The day that felt like a film
Day three started as a proper expedition and brought the promised adventure. I went out with Peter — who looks, uncannily, like the character Fitzgerald from The Revenant — on a 21 km hike through challenging mountain terrain with 1,000 metres of elevation and snow depth up to my chest on a steep slope. We tracked lynx and followed a wolf group all the way to a high saddle.
Signs of wolf play in the snow on the top of the mountain saddle.
Peter picked up wolf tracks through a section completely churned up by deer — I would have lost them entirely. He spotted evidence of the wolves avoiding a manmade structure, and signs of play in the snow. Watching someone read a landscape like a text is genuinely humbling.
The killsite
If day three was the most atmospheric, day four was the most dramatic. Katka pushed through difficult terrain following wolfpack prints until she found what she was looking for: the remains of a large deer. A killsite, complete and undisturbed.
The killsite of a red deer.
Bird droppings from scavengers. A missing eye. The stomach contents scattered nearby. The pain the deer had to endure was quite evident on the scene. Brutal, yes. But the whole winter-forest ecosystem feeds on wolf kills like this. They earn their place.
Soon after, we found other signs of a dead roe deer and then, overlaid on the lynx tracks, bear prints — evidence that a bear had found the carcass, stole it and dragged it into the bushes. We didn’t follow that trail. Some things are better left alone.
What stays with you
On the last evening we lit a bonfire and finally chatted about everything wolf unrelated. It’s those kinds of conversations that reorganise your life, priorities and worldview. I felt the liberating thought that the relative importance we assign to so many things is artificial. The only things we actually need are this moment, air to breathe, a bit of warmth and something to fill the stomach.

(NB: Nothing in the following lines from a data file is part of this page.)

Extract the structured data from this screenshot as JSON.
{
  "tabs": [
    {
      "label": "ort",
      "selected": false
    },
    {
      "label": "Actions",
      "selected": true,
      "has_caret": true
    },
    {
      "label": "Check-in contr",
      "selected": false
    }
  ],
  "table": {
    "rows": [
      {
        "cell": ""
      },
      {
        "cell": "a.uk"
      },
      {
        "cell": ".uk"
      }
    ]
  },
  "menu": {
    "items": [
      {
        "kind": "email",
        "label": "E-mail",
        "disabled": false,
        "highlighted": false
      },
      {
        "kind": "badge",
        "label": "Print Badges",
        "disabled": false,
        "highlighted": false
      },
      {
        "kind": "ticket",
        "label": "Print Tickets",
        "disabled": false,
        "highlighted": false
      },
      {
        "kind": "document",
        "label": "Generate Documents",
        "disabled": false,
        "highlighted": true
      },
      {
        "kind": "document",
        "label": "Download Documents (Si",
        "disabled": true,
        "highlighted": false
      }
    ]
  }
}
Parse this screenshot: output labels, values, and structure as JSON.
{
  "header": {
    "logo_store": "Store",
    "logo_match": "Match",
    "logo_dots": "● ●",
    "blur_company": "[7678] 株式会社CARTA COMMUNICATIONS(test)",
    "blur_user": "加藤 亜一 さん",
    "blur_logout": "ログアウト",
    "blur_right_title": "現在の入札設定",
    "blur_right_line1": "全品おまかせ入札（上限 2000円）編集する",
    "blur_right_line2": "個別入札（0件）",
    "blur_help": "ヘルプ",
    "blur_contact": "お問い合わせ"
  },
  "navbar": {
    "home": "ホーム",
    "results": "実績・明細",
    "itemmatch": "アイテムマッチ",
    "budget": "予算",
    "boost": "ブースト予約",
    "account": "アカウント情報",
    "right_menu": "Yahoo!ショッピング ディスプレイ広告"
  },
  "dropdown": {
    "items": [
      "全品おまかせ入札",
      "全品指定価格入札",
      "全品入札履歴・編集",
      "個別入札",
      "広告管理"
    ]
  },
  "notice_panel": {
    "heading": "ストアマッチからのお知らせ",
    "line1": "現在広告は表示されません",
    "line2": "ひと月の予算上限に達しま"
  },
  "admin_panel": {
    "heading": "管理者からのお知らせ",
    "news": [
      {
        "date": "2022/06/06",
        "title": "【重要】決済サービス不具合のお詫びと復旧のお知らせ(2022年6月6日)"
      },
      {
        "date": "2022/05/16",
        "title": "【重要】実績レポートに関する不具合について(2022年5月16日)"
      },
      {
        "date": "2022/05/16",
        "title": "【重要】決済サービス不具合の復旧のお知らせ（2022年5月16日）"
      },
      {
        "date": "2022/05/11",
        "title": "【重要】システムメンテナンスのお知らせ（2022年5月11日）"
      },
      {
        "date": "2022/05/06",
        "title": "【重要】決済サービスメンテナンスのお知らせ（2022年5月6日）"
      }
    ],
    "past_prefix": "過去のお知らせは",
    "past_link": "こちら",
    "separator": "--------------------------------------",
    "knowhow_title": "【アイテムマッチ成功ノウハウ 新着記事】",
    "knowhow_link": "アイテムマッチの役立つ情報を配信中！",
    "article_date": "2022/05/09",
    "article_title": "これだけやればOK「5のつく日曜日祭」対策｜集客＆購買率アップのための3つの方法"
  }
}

Living here, we Slovaks often forget what kind of natural jewels surround us and that various life forms can coexist and benefit from each other. People from around the world pay to come here and see what has been destroyed in their countries with their own eyes.
I came home tired, a little frozen in the joints, and carrying way more than I’d packed. Most importantly, I met some incredible people who are passionate about protecting and nurturing nature. The wolves are still out there, moving through the Liptov valleys in patterns that, for a few days at least, I could almost begin to read. I left something behind in those valleys and came back different. I’m still figuring out what it was.